I was lying in the hospital bed in the early hours of the morning, maybe 8 hours after my surgery. I was still in a dreamy post anaesthetic haze, half awake and yet still half asleep. Through the gloomy, almost misty lighting I was aware of a figure in front of me it was the night nurse doing her rounds on the late shift.
I blinked and saw a slim uniformed figure at the end of the bed; even in the low light I could tell it was dark blue. I thought it`s OK no rookie – probably a staff nurse. As the events of the morning unfolded this was probably just as well.
The night nurse approached me and woke me up saying `Can you please sit up, I need to check something` I did as requested and turned to look back where her torch was now shining. My blood turned to ice; even in my semi drugged state I knew we had a problem. I simply couldn’t believe that once again I was in some kind of medical danger, but I was.
I followed the beam to the centre of my pillow. It was a typical NHS white cotton pillow, boil washed so many times the texture was now crisp almost coarse. It was also slightly ruffled from its recent use, but there was something else. I was left disbelieving, through the haze of the low light and the recent medications I could still see the blood. There was blood everywhere, the pillow, sheets even on my shoulders. It looked like a scene from the godfather.
I looked down at the huge blood stain splattered across my pillow trying to work out what the implications might be. I heard a voice inside my head saying `OK, now get out of that`. My brain was still in foggy, anaesthetic mode, a bit like a 20 year old car on a frosty morning. It did not want to know. The operation had been on a tumour on the top of my neck but it was also very close to the skull base. It is pretty fair to say that blood or any fluids leaking from these parts of the body are probably not normally regarded as good news.
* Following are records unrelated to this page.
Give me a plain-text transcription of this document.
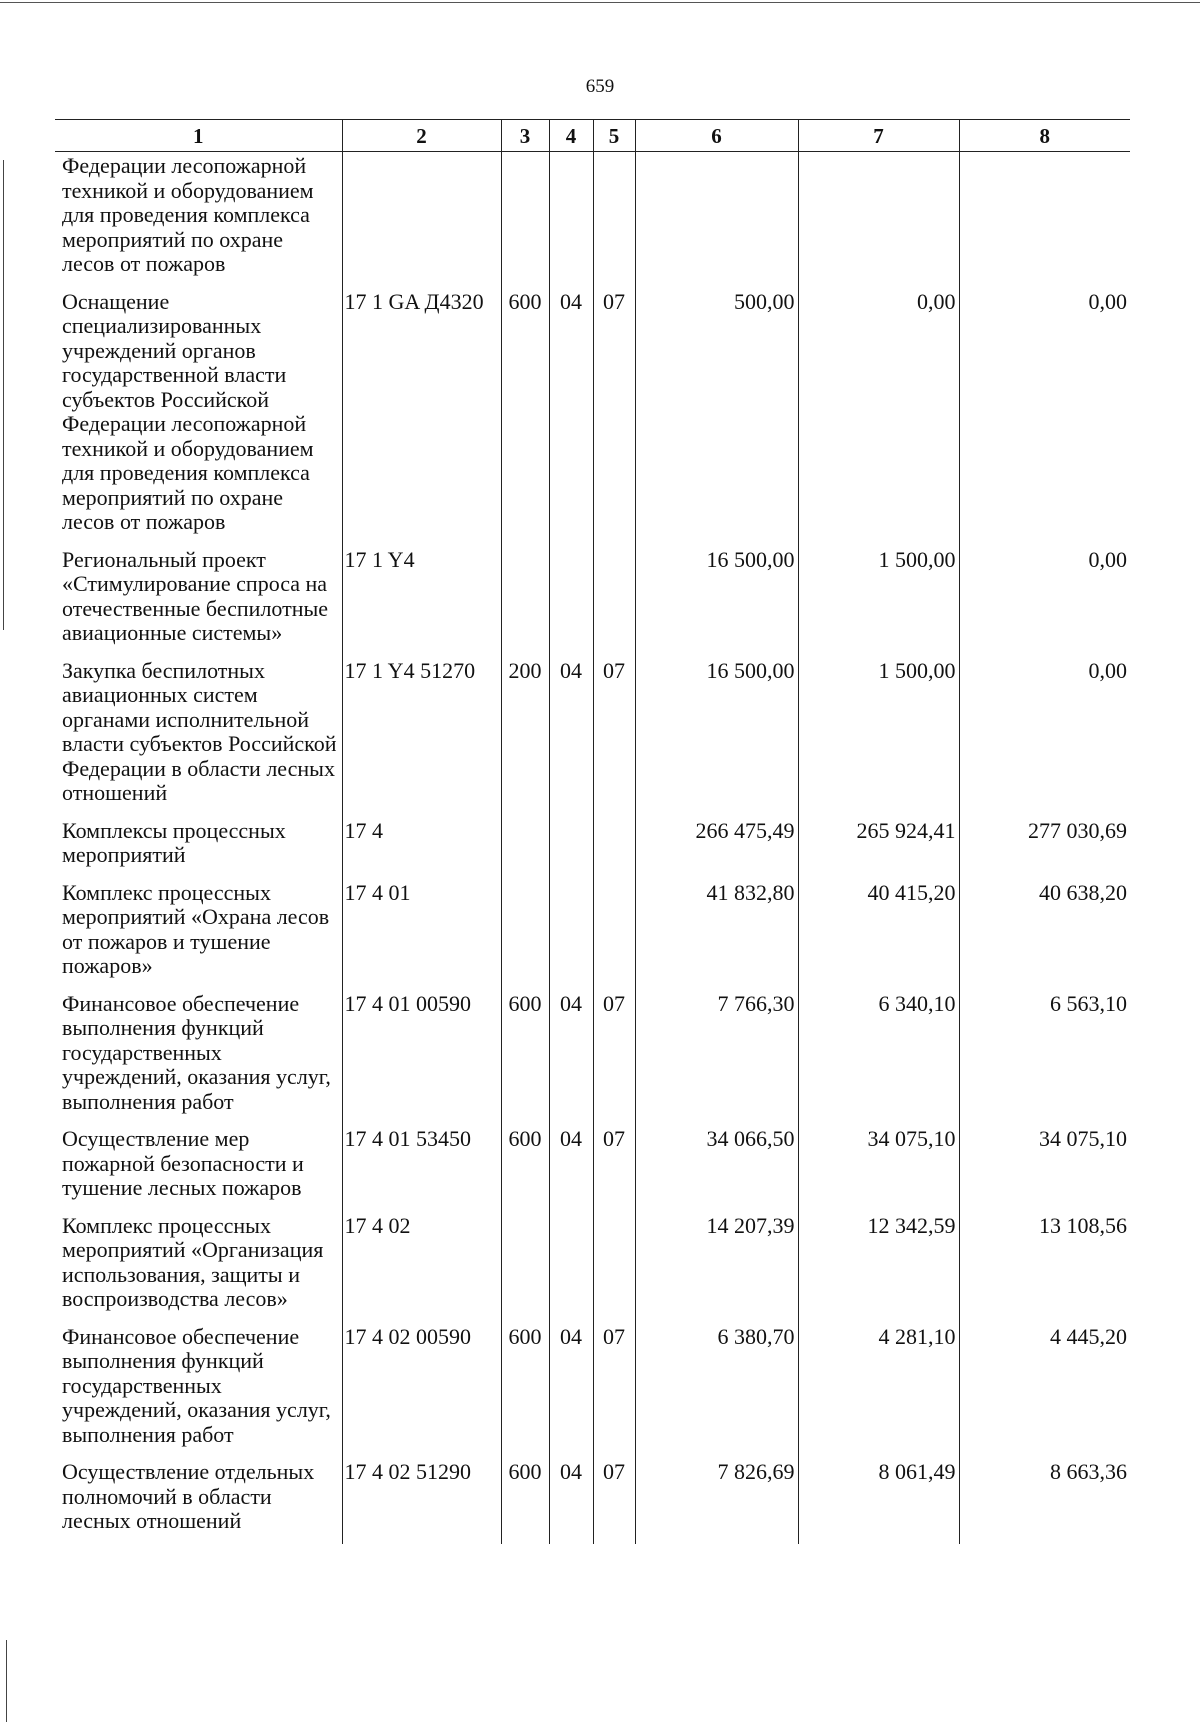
659
1	2	3	4	5	6	7	8
Федерации лесопожарной техникой и оборудованием для проведения комплекса мероприятий по охране лесов от пожаров							
Оснащение специализированных учреждений органов государственной власти субъектов Российской Федерации лесопожарной техникой и оборудованием для проведения комплекса мероприятий по охране лесов от пожаров	17 1 GA Д4320	600	04	07	500,00	0,00	0,00
Региональный проект «Стимулирование спроса на отечественные беспилотные авиационные системы»	17 1 Y4				16 500,00	1 500,00	0,00
Закупка беспилотных авиационных систем органами исполнительной власти субъектов Российской Федерации в области лесных отношений	17 1 Y4 51270	200	04	07	16 500,00	1 500,00	0,00
Комплексы процессных мероприятий	17 4				266 475,49	265 924,41	277 030,69
Комплекс процессных мероприятий «Охрана лесов от пожаров и тушение пожаров»	17 4 01				41 832,80	40 415,20	40 638,20
Финансовое обеспечение выполнения функций государственных учреждений, оказания услуг, выполнения работ	17 4 01 00590	600	04	07	7 766,30	6 340,10	6 563,10
Осуществление мер пожарной безопасности и тушение лесных пожаров	17 4 01 53450	600	04	07	34 066,50	34 075,10	34 075,10
Комплекс процессных мероприятий «Организация использования, защиты и воспроизводства лесов»	17 4 02				14 207,39	12 342,59	13 108,56
Финансовое обеспечение выполнения функций государственных учреждений, оказания услуг, выполнения работ	17 4 02 00590	600	04	07	6 380,70	4 281,10	4 445,20
Осуществление отдельных полномочий в области лесных отношений	17 4 02 51290	600	04	07	7 826,69	8 061,49	8 663,36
On my pillow there was about a pint of blood, or more accurately `My Blood`. In many ways it was beyond belief, I must have heard a dozen times that this was a simple, routine operation yet here I was once again lying in a pool of blood. How many times I had been through this loop; normal routine then a bit later, another OP and another crisis. A year back it had happened four times in a single week and I never actually woke up from the one operation to the next. I began to wonder exactly when I might be allowed to take a break and have a few hours off from this relentless nemesis that seemed to want me so badly. There was a fair period at this time when I really didn’t feel that I could switch off from this for more than a minute, lest more harm would follow.
I looked round the room and my bed, convinced that some kind of mafia style hit had been performed. I was in the main neuro ward with easily room for two dozen patients. But at this time I was only aware of the immediate 20 square feet around me. I scanned the walls expecting to see scrawled in blood `Nobody crosses Fat Guiseppe and gets away with it! `But there was nothing there. My brain struggled for answers.
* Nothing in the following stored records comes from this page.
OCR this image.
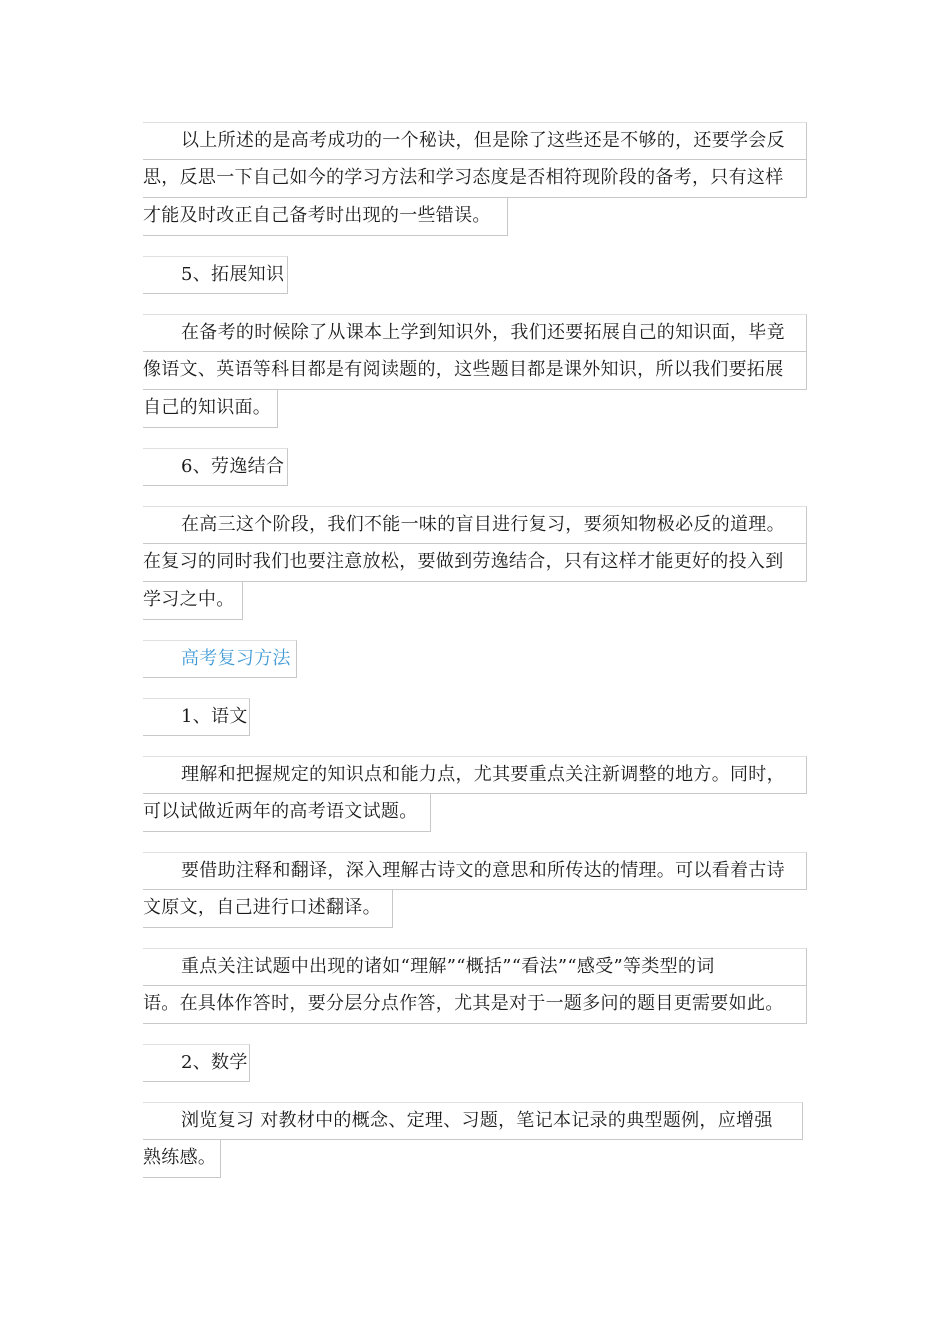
以上所述的是高考成功的一个秘诀，但是除了这些还是不够的，还要学会反
思，反思一下自己如今的学习方法和学习态度是否相符现阶段的备考，只有这样
才能及时改正自己备考时出现的一些错误。

5、拓展知识

在备考的时候除了从课本上学到知识外，我们还要拓展自己的知识面，毕竟
像语文、英语等科目都是有阅读题的，这些题目都是课外知识，所以我们要拓展
自己的知识面。

6、劳逸结合

在高三这个阶段，我们不能一味的盲目进行复习，要须知物极必反的道理。
在复习的同时我们也要注意放松，要做到劳逸结合，只有这样才能更好的投入到
学习之中。

高考复习方法

1、语文

理解和把握规定的知识点和能力点，尤其要重点关注新调整的地方。同时，
可以试做近两年的高考语文试题。

要借助注释和翻译，深入理解古诗文的意思和所传达的情理。可以看着古诗
文原文，自己进行口述翻译。

重点关注试题中出现的诸如“理解”“概括”“看法”“感受”等类型的词
语。在具体作答时，要分层分点作答，尤其是对于一题多问的题目更需要如此。

2、数学

浏览复习 对教材中的概念、定理、习题，笔记本记录的典型题例，应增强
熟练感。
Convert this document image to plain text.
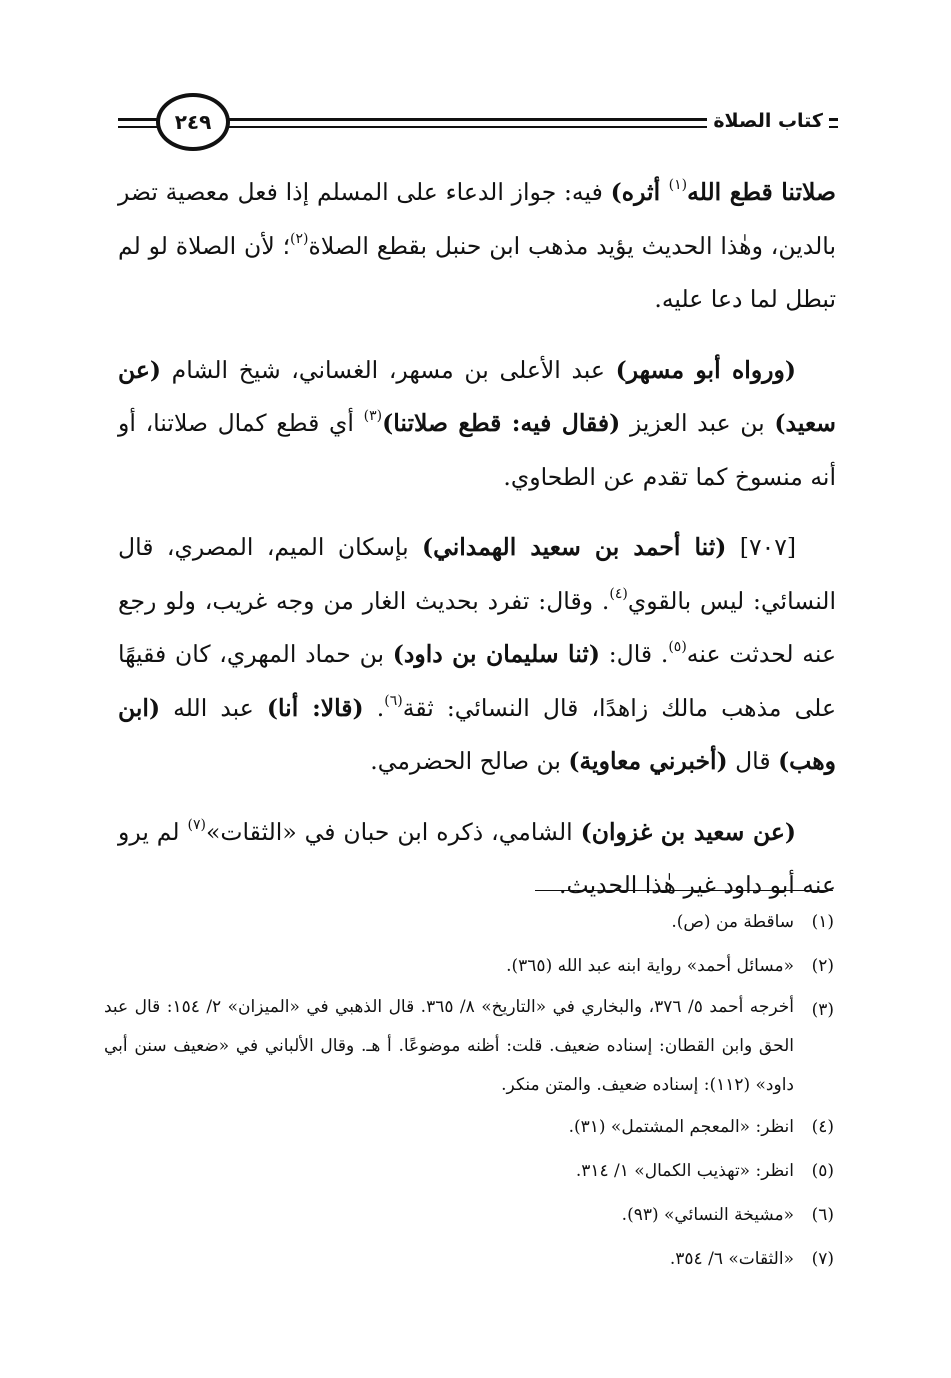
كتاب الصلاة
٢٤٩

صلاتنا قطع الله$^{(١)}$ أثره) فيه: جواز الدعاء على المسلم إذا فعل معصية تضر بالدين، وهٰذا الحديث يؤيد مذهب ابن حنبل بقطع الصلاة$^{(٢)}$؛ لأن الصلاة لو لم تبطل لما دعا عليه.

(ورواه أبو مسهر) عبد الأعلى بن مسهر، الغساني، شيخ الشام (عن سعيد) بن عبد العزيز (فقال فيه: قطع صلاتنا)$^{(٣)}$ أي قطع كمال صلاتنا، أو أنه منسوخ كما تقدم عن الطحاوي.

[٧٠٧] (ثنا أحمد بن سعيد الهمداني) بإسكان الميم، المصري، قال النسائي: ليس بالقوي$^{(٤)}$. وقال: تفرد بحديث الغار من وجه غريب، ولو رجع عنه لحدثت عنه$^{(٥)}$. قال: (ثنا سليمان بن داود) بن حماد المهري، كان فقيهًا على مذهب مالك زاهدًا، قال النسائي: ثقة$^{(٦)}$. (قالا: أنا) عبد الله (ابن وهب) قال (أخبرني معاوية) بن صالح الحضرمي.

(عن سعيد بن غزوان) الشامي، ذكره ابن حبان في «الثقات»$^{(٧)}$ لم يرو عنه أبو داود غير هٰذا الحديث.

(١)
ساقطة من (ص).
(٢)
«مسائل أحمد» رواية ابنه عبد الله (٣٦٥).
(٣)
أخرجه أحمد ٥/ ٣٧٦، والبخاري في «التاريخ» ٨/ ٣٦٥. قال الذهبي في «الميزان» ٢/ ١٥٤: قال عبد الحق وابن القطان: إسناده ضعيف. قلت: أظنه موضوعًا. أ هـ. وقال الألباني في «ضعيف سنن أبي داود» (١١٢): إسناده ضعيف. والمتن منكر.
(٤)
انظر: «المعجم المشتمل» (٣١).
(٥)
انظر: «تهذيب الكمال» ١/ ٣١٤.
(٦)
«مشيخة النسائي» (٩٣).
(٧)
«الثقات» ٦/ ٣٥٤.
Then I could see the `Lady with the Lamp` at the end of my bed, now on her mobile to the emergency theatre. I could not hear the conversation, but I did not need to. With all my medical travels and interviews I knew exactly what was happening. She was checking if I needed to go back to surgery; quite right too. If it was spinal fluid on the pillow then I was in trouble and it would be in emergency surgery within the hour.
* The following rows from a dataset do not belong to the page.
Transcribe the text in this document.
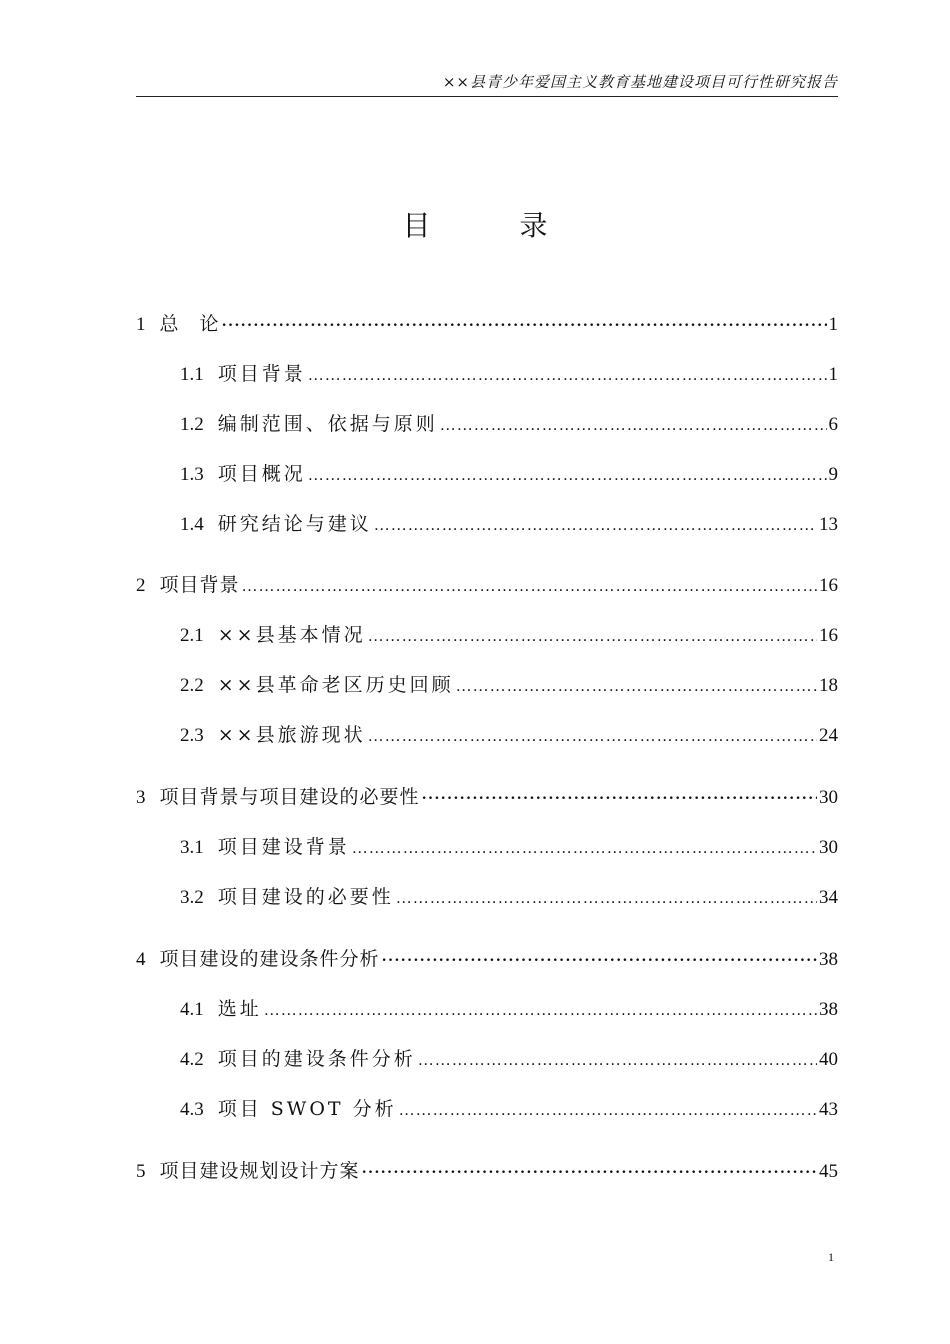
××县青少年爱国主义教育基地建设项目可行性研究报告
目 录
1 总　论 ·····	1
1.1 项目背景 …………………………………………………………………………………………………………………………………………………………………………	1
1.2 编制范围、依据与原则 …………………………………………………………………………………………………………………………………………………………………………	6
1.3 项目概况 …………………………………………………………………………………………………………………………………………………………………………	9
1.4 研究结论与建议 …………………………………………………………………………………………………………………………………………………………………………	13
2 项目背景 …………………………………………………………………………………………………………………………………………………………………………	16
2.1 ××县基本情况 …………………………………………………………………………………………………………………………………………………………………………	16
2.2 ××县革命老区历史回顾 …………………………………………………………………………………………………………………………………………………………………………	18
2.3 ××县旅游现状 …………………………………………………………………………………………………………………………………………………………………………	24
3 项目背景与项目建设的必要性 ·····	30
3.1 项目建设背景 …………………………………………………………………………………………………………………………………………………………………………	30
3.2 项目建设的必要性 …………………………………………………………………………………………………………………………………………………………………………	34
4 项目建设的建设条件分析 ·····	38
4.1 选址 …………………………………………………………………………………………………………………………………………………………………………	38
4.2 项目的建设条件分析 …………………………………………………………………………………………………………………………………………………………………………	40
4.3 项目 SWOT 分析 …………………………………………………………………………………………………………………………………………………………………………	43
5 项目建设规划设计方案 ·····	45
1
Gradually my brain began to return to reality. It’s funny now but even in that near comatose state I realised quite quickly that actually it was nowhere near as bad as it looked. Basically a pint of blood on a white pillow at 4.00 AM really does look like a Texas Chainsaw Massacre, but it is not so. This time I heard a voice in my head and it said `it’s OK its only blood`
This of course was completely true, if it had been a massive CSF leak (cerebrospinal fluid) not just blood I would now be on the critical list. But you can lose a point of blood without too many ill effects if you are just lying in a hospital bed. The body will replace it and the hospital can transfer more if required. The word came back from theatre; no need to operate just clean the wound up, replace the drain plug and we will check again in the morning. The night nurse duly complied and I was now glad for the chance to sleep.
By the morning my hospital bed looked like some kind of battlefield, the pillowcase plus bedding covered in dried blood but I recovered very quickly and was once again very keen to leave. During my medical travels at the time, I kept repeating to myself `This is my last operation and I don’t want any more`
I think I may have said that twelve times now; sadly, as yet I have not been right once.